Jan 24, 2017 (San Diego) San Diego Police Sergeant Arthur Scott sued the City of San Diego initially over a racist cartoon showed during training in 2015. The suit came after he and other sergeants and lieutenants were shown an editorial cartoon that comes the teh turn of last century showing the first SDPD black officer on the beat. The cartoon, published in the long defunct San Diego Sun, shows officer Frank McCarter on the beat in China Town. The cartoon however, is drawn in the racits stereotypes fo the era, and show the black officer as a monkey with residents fleeing from him.
According to the lawsuit that is currently under trial at San Diego Superior Court, Department 74, after Scott complained at the blatant racist cartoon, his career hit a snag. Dan Gilleon is the lawyer who filed the suit and is trying the case on his behalf. The city assigned Assistant City Attorney George Schaefer. The case, so far, hinges on several claims that the city made to the Jury and the Court.
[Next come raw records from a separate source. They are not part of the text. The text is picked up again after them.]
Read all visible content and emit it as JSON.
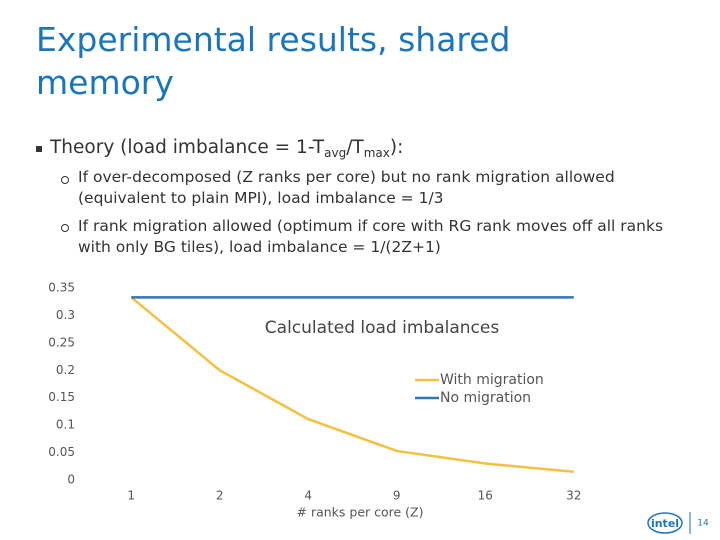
{
  "slide": {
    "title": "Experimental results, shared memory",
    "bullet": [
      "Theory (load imbalance = 1-T",
      "avg",
      "/T",
      "max",
      "):"
    ],
    "subbullets": [
      "If over-decomposed (Z ranks per core) but no rank migration allowed (equivalent to plain MPI), load imbalance = 1/3",
      "If rank migration allowed (optimum if core with RG rank moves off all ranks with only BG tiles), load imbalance = 1/(2Z+1)"
    ],
    "logo": "intel",
    "page_number": "14"
  },
  "chart_data": {
    "type": "line",
    "title": "Calculated load imbalances",
    "x_label": "# ranks per core (Z)",
    "categories": [
      "1",
      "2",
      "4",
      "9",
      "16",
      "32"
    ],
    "series": [
      {
        "name": "With migration",
        "color": "#f5c040",
        "values": [
          0.333,
          0.2,
          0.111,
          0.053,
          0.03,
          0.015
        ]
      },
      {
        "name": "No migration",
        "color": "#2e75b6",
        "values": [
          0.333,
          0.333,
          0.333,
          0.333,
          0.333,
          0.333
        ]
      }
    ],
    "ylim": [
      0,
      0.35
    ],
    "yticks": [
      0,
      0.05,
      0.1,
      0.15,
      0.2,
      0.25,
      0.3,
      0.35
    ],
    "grid": false,
    "legend": "right"
  }
}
- The relationship of Sergeant Scott with subordinates at South Eastern Division According to Schaefer this relationship was adversarial, and at one point Sergeant Scott put subordinates at risk.
- The relationship with superiors was also not that good at South Eastern Division
- Scott claimed that he was hurt by both his transfer to Central division and not being promoted to the Domestic Abuse Unit, an elite unit within the department.
- At question as well is whether the transfer was voluntary or not. Scott says it was not since he was transferred under threat of an investigation of conduct unbecoming an officer if he did not accept it.
- The city also contends that he has thrived at Central
Some issues were raised during the court session, including the harassment of Sergeant Scott, and other officers as well, due to the color their skin. There was an interesting claim that a female officer did not want to go out on patrol with another officer, who used the N-word. This is not just against departmental policy, but that officer should have faced some form of a reprimand. From the statements in open court, the officer in question is no longer partnered with that officer, however, it is unclear if that other officer was ever reprimanded.
That event led to a letter of reprimand to Scott, since this female officer did come out and allegedly told him about it, but later went to the Precinct Captain Chris Knighton. Since the Captain outranks a sergeant and she reportedly spoke about this soon after the incident with the Captain, Sergeant Scott did not do anything more about the matter. The investigation should have been started by the highest ranking officer, and he was not it. Nevertheless, the department issued him a letter of reprimand, which he refused to sign, for violating equal opportunity standards.
There were other incidents, but after being transferred and passed on for promotion, Sergeant Scott intends to end his career as soon as he can collect retirement and move on to a legal career. This is a point emphasized by the city attorney. that the interests of Sergeant Scott and those of the department are no longer the same. However, during questioning, Scott made a critidal point. Wherever he has worked in the department, he has trived. But there is a tension in Souther Eastern and he blamed the leadership.
Internal regulations, such as wearing long sleeves for all officers and Detectives when htey have tattoos, are not equally enforced. Moreover, he heard of two other officers, trainees, who were African American, who felt they were not treated the same way as other officers. One is still wtih the Department, the other resigned. He felt their treatment was all right, but he tried to find out about it, by talking with their supervisors. The City Attorney tried to show that he was incorrect and should have gone down to the field training officer in question.
The issue of pay is complicated. All officers in the department receive a bonus if working on either second watch or third watch. All officers are rotated, ideally, from one watch to the next every four months, WIht the promotion to the unit, sergeant Scott would have gotten a 5 percent bonus for the full year. Working on the third watch, which is the overnight watch meant a 5.3 percent pay differential, while the second watch meant a 3.8 percent adjustment. Schaeffer used the gross pay, and Scott used his hourly compensation. Gross pay showed that his pay did increase every year.
However, the questions on Scott’s treatment and whether there is a pattern of different treatment against Scott and perhaps other officers is at the heart or the case. Scott felt that some in the brass were out to get him after he complained about that cartoon.
Ed note: We are posting the cartoon for reference. The department claims it was used to highlight the history of the department, Scott said it was completely out of context in a training session.